Hong Kong’s stock exchange is proposing to allow eligible corporate entities to hold weighted voting rights in listed companies, subject to appropriate safeguards.
HKEX (Hong Kong Exchanges and Clearing Limited) subsidiary SEHK (Stock Exchange of Hong Kong) has launched a consultation paper seeking feedback on a proposal to allow corporate entities to benefit from WVR (weighted voting rights) structures, also known as dual-class shares.
The consultation builds on April 2018 reforms to Hong Kong’s listing regime, which allowed companies with WVR structures to list in the city, where individuals who are founders or key management can hold more voting weight on their shares than ordinary shareholders.
The listing rule changes paved the way for Xiaomi, Meituan Dianping and Alibaba to list in Hong Kong.

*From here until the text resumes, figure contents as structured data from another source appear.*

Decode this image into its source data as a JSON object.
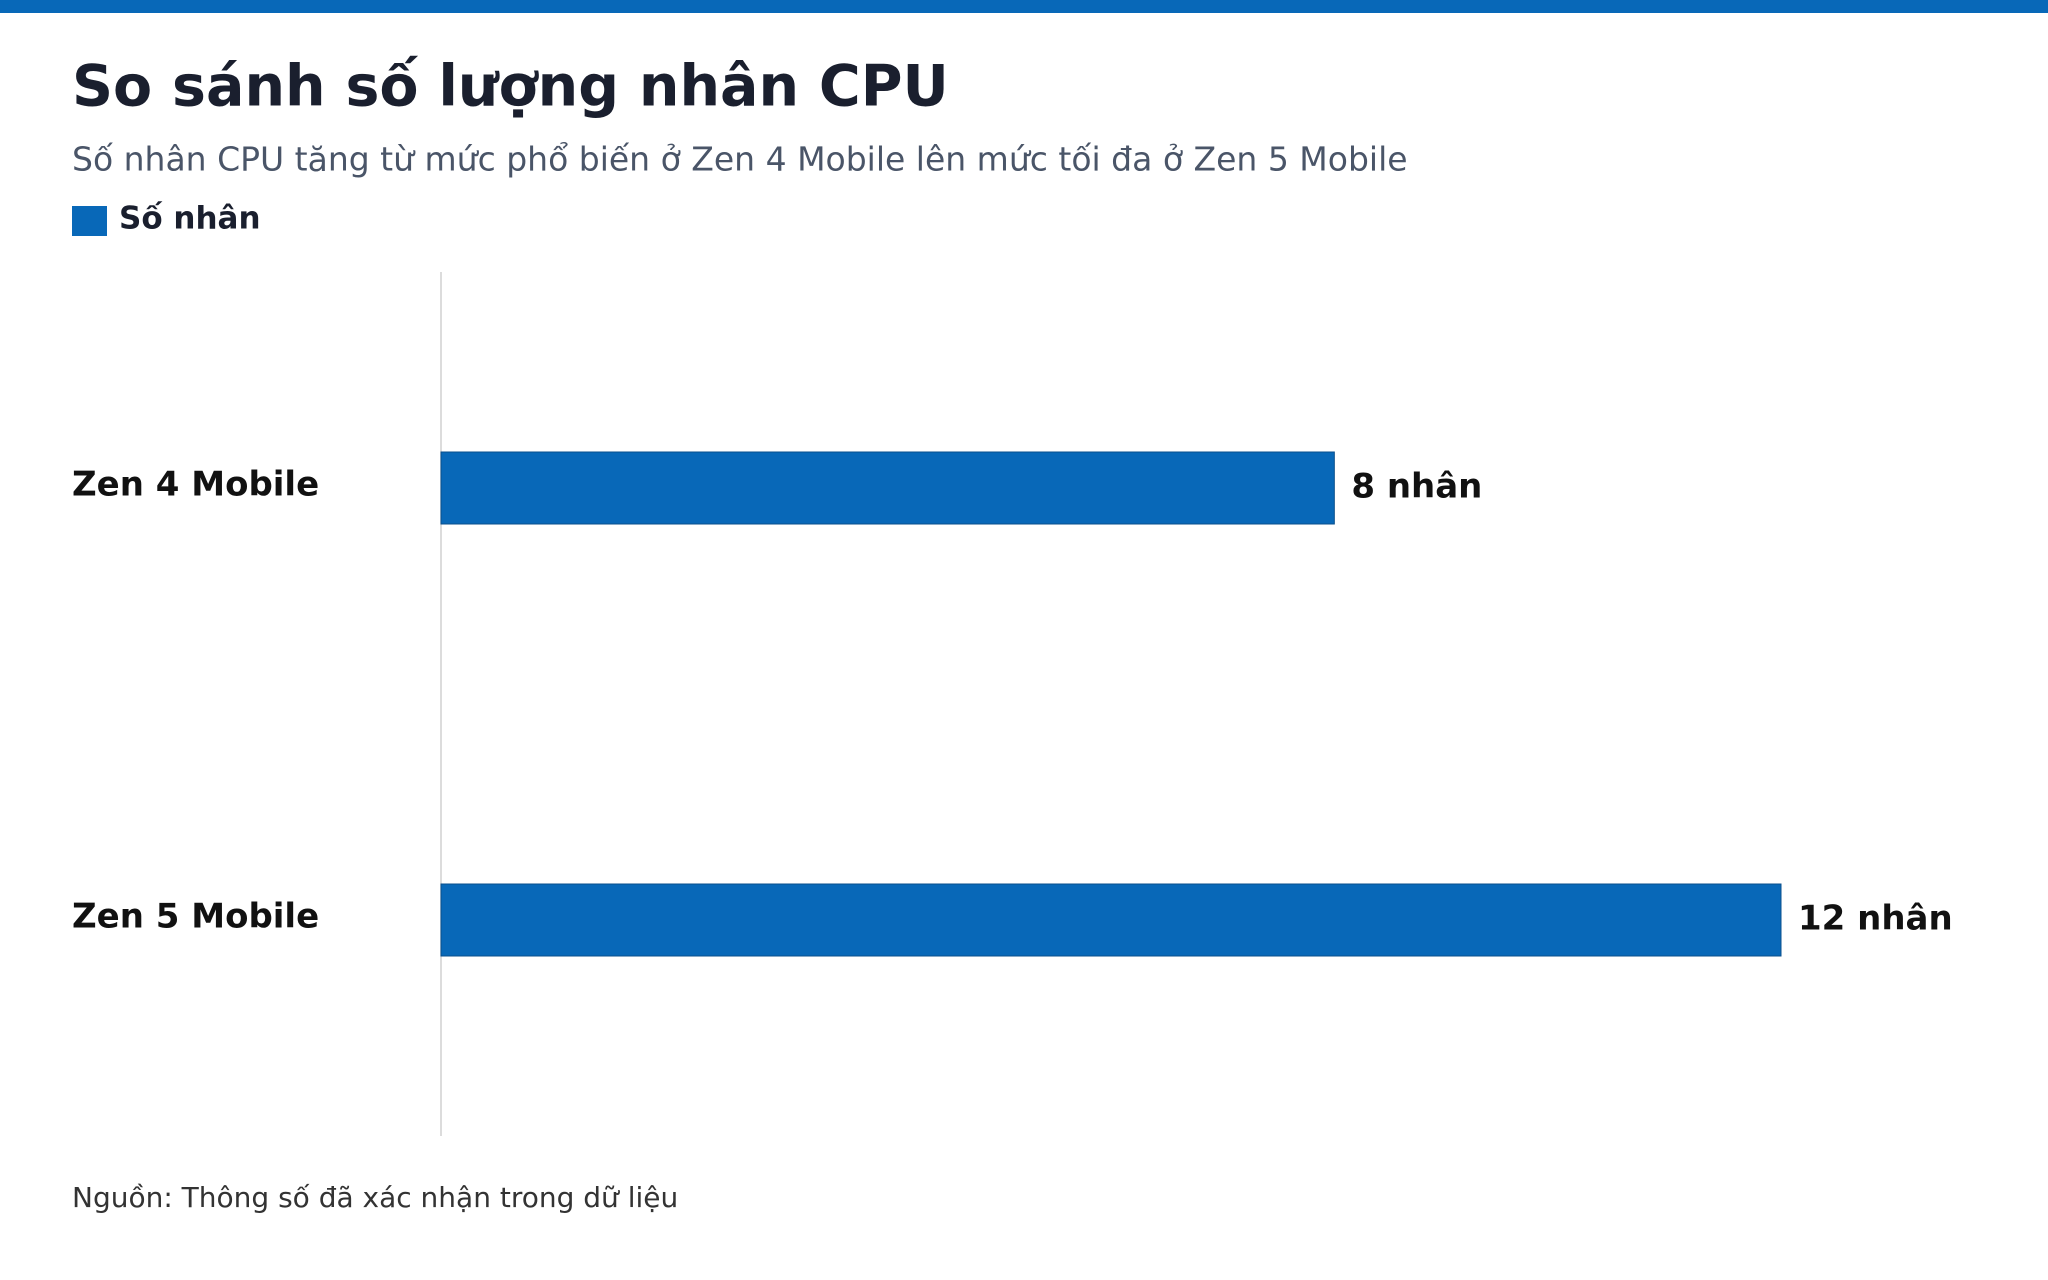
{
  "chart_data": {
    "type": "bar",
    "orientation": "horizontal",
    "title": "So sánh số lượng nhân CPU",
    "subtitle": "Số nhân CPU tăng từ mức phổ biến ở Zen 4 Mobile lên mức tối đa ở Zen 5 Mobile",
    "categories": [
      "Zen 4 Mobile",
      "Zen 5 Mobile"
    ],
    "series": [
      {
        "name": "Số nhân",
        "color": "#0868b8",
        "values": [
          8,
          12
        ],
        "value_labels": [
          "8 nhân",
          "12 nhân"
        ]
      }
    ],
    "source": "Nguồn: Thông số đã xác nhận trong dữ liệu"
  }
}
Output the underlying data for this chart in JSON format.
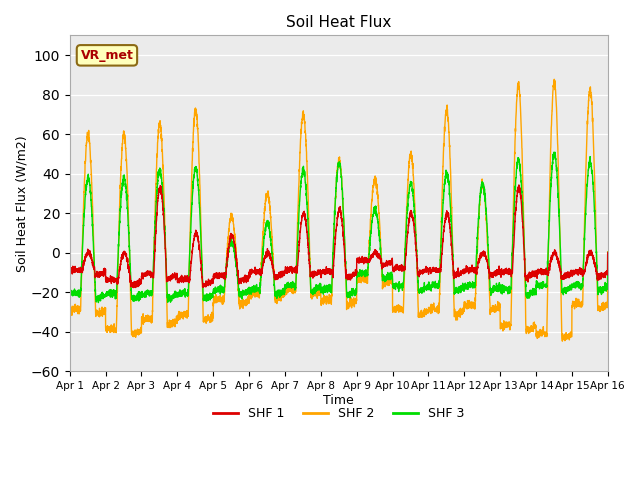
{
  "title": "Soil Heat Flux",
  "xlabel": "Time",
  "ylabel": "Soil Heat Flux (W/m2)",
  "ylim": [
    -60,
    110
  ],
  "yticks": [
    -60,
    -40,
    -20,
    0,
    20,
    40,
    60,
    80,
    100
  ],
  "xlim": [
    0,
    15
  ],
  "xtick_labels": [
    "Apr 1",
    "Apr 2",
    "Apr 3",
    "Apr 4",
    "Apr 5",
    "Apr 6",
    "Apr 7",
    "Apr 8",
    "Apr 9",
    "Apr 10",
    "Apr 11",
    "Apr 12",
    "Apr 13",
    "Apr 14",
    "Apr 15",
    "Apr 16"
  ],
  "colors": {
    "SHF1": "#dd0000",
    "SHF2": "#ffa500",
    "SHF3": "#00dd00"
  },
  "legend_labels": [
    "SHF 1",
    "SHF 2",
    "SHF 3"
  ],
  "annotation_text": "VR_met",
  "bg_color": "#ebebeb",
  "linewidth": 1.0,
  "shf1_peaks": [
    0,
    0,
    33,
    10,
    9,
    0,
    20,
    22,
    0,
    20,
    20,
    0,
    33,
    0,
    0
  ],
  "shf1_night": [
    -10,
    -15,
    -12,
    -15,
    -13,
    -11,
    -10,
    -11,
    -5,
    -9,
    -10,
    -10,
    -11,
    -11,
    -11
  ],
  "shf2_peaks": [
    60,
    60,
    65,
    72,
    18,
    30,
    70,
    47,
    37,
    50,
    72,
    35,
    85,
    86,
    82
  ],
  "shf2_night": [
    -30,
    -40,
    -35,
    -33,
    -25,
    -22,
    -20,
    -25,
    -15,
    -30,
    -30,
    -28,
    -38,
    -42,
    -27
  ],
  "shf3_peaks": [
    38,
    38,
    42,
    43,
    5,
    15,
    42,
    45,
    22,
    35,
    40,
    35,
    47,
    50,
    46
  ],
  "shf3_night": [
    -22,
    -22,
    -22,
    -22,
    -20,
    -20,
    -18,
    -20,
    -12,
    -18,
    -18,
    -18,
    -20,
    -18,
    -18
  ]
}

But mainland issuers with corporate WVR beneficiaries such as Youdao, Tencent Music Entertainment and Huya instead sought US listings.
“If the [SEHK]’s WVR regime does not accommodate corporate WVR beneficiaries, it is anticipated that companies for whom this is an issue may continue to choose the US over Hong Kong for their IPOs,” the paper says.

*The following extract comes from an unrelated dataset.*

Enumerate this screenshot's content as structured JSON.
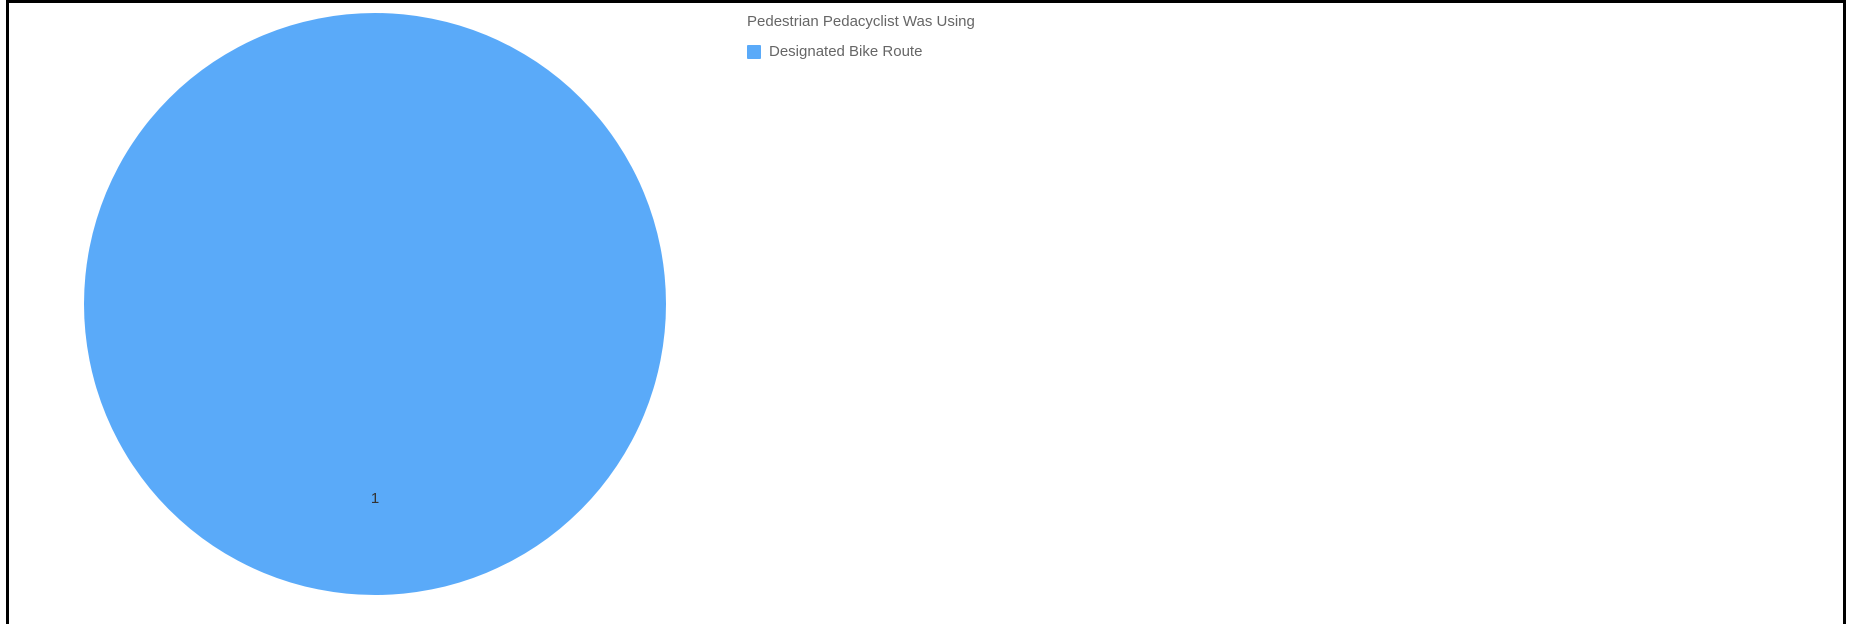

As of November 2019, 42 of China’s 50 largest unicorn companies have non-fund corporate shareholders that are well-established listed companies. The 42 unicorns combine for a market cap of about USD 540 billion.
Under the proposed corporate WVR regime, companies that grant special voting rights to corporate beneficiaries will also be able to list in Hong Kong, provided they are able to meet certain suitability and eligibility requirements.

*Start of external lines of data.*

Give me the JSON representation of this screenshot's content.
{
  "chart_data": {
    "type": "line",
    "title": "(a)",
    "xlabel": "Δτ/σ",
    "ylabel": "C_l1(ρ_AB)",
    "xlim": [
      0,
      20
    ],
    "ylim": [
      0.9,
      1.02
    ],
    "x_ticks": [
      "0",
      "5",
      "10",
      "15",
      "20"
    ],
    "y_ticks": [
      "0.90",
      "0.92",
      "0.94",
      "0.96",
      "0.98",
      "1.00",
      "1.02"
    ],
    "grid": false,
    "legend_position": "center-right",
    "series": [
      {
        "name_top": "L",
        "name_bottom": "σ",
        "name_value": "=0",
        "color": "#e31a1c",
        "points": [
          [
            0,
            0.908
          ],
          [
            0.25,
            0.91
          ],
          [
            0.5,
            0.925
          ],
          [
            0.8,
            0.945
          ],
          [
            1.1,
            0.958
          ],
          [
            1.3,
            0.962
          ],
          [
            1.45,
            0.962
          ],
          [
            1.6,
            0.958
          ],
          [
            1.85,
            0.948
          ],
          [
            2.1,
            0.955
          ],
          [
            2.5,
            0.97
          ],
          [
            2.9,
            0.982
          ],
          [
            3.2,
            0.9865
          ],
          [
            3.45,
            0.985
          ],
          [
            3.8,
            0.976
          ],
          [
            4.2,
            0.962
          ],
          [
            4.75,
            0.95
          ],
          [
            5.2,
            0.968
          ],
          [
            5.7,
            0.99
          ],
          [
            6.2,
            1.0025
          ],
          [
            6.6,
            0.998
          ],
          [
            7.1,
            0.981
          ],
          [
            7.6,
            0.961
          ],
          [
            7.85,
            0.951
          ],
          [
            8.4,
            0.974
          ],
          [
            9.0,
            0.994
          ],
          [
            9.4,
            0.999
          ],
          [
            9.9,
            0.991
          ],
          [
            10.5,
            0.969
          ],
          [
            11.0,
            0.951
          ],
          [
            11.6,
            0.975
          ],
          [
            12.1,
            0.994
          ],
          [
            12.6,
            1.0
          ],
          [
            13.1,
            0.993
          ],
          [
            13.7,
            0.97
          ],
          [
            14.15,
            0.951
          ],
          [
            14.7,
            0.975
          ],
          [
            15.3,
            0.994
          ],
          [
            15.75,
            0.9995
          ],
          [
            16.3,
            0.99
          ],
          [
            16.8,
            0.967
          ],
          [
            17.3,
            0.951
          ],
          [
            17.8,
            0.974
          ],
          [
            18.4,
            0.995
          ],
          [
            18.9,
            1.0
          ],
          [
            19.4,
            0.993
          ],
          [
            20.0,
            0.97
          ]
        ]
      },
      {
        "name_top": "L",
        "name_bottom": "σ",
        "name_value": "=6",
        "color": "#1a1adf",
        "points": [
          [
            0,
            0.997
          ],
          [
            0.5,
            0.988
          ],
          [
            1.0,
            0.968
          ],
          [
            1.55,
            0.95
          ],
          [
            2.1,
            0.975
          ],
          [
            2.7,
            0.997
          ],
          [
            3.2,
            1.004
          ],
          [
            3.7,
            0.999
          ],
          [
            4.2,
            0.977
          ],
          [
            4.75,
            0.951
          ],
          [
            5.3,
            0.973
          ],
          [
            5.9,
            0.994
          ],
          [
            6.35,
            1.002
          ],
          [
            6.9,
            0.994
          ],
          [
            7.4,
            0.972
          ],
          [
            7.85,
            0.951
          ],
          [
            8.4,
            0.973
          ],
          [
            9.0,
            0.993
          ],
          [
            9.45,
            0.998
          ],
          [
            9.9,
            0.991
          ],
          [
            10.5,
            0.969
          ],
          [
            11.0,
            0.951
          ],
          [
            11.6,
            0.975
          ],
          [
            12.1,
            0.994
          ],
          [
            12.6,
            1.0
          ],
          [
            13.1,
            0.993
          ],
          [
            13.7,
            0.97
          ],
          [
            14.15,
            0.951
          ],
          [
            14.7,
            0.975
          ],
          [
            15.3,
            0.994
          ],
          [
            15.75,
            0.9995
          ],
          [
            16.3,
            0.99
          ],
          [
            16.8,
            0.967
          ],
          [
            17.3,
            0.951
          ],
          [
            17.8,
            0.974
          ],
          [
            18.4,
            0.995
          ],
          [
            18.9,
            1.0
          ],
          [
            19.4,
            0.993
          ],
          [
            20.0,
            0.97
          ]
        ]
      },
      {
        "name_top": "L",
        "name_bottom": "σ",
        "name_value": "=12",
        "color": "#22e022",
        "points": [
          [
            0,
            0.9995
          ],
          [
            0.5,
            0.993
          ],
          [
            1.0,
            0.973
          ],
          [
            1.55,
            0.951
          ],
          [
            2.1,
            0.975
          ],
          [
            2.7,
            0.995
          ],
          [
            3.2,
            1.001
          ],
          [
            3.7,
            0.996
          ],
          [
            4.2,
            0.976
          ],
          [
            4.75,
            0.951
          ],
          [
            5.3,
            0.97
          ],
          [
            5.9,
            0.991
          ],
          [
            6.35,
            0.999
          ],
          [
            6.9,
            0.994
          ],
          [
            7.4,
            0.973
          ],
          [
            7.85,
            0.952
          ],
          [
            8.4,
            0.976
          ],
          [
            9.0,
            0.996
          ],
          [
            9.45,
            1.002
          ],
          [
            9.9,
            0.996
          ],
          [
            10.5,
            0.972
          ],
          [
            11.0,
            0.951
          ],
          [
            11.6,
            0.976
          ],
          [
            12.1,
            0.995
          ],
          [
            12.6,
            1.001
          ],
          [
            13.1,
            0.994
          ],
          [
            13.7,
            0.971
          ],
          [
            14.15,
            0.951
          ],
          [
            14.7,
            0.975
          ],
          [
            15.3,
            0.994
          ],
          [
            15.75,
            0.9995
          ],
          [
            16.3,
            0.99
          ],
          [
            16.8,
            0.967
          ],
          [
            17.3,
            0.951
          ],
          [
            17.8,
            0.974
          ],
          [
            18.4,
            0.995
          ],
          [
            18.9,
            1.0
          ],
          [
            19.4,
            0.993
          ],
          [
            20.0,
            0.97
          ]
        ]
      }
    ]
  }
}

To be eligible, a corporate WVR beneficiary must either be an innovative company itself or have business experience in one or more emerging and innovative sectors, as well as a track record of investments in, and contributions to, innovative companies.
The consultation paper additionally says the corporate WVR beneficiary must be able to demonstrate that it owns and operates an “ecosystem”, the core components of which (e.g. technology, products, data) directly benefit the listing applicant.
A mere financial investment (e.g. private equity or venture capital) or ordinary non-financial contribution (e.g. know-how or strategic advice) will not constitute sufficient basis for a corporate shareholder to be entitled to WVR, the paper says.
Prior to listing, the corporate WVR beneficiary must have held at least 10 percent ownership – in addition to material management or business involvement – in the listing applicant for at least two financial years.
At listing and thereafter, the corporate WVR beneficiary (or its parent) must have a primary listing on a qualifying exchange, a market cap of at least HKD 200 billion (USD 25.8 billion), and at least 30 percent ownership in the listing applicant.
Under the proposal, corporate WVR beneficiaries’ shares can carry no more than five times the voting power of ordinary shares – rights which they may retain for a maximum of 10 years (i.e. ‘sunset clause’).
By comparison, individual WVR beneficiaries can carry up to ten times the voting power of ordinary shares – which is not subject to any time-defined sunset clause.
The consultation paper, available here, is open for comment until 1 May 2020.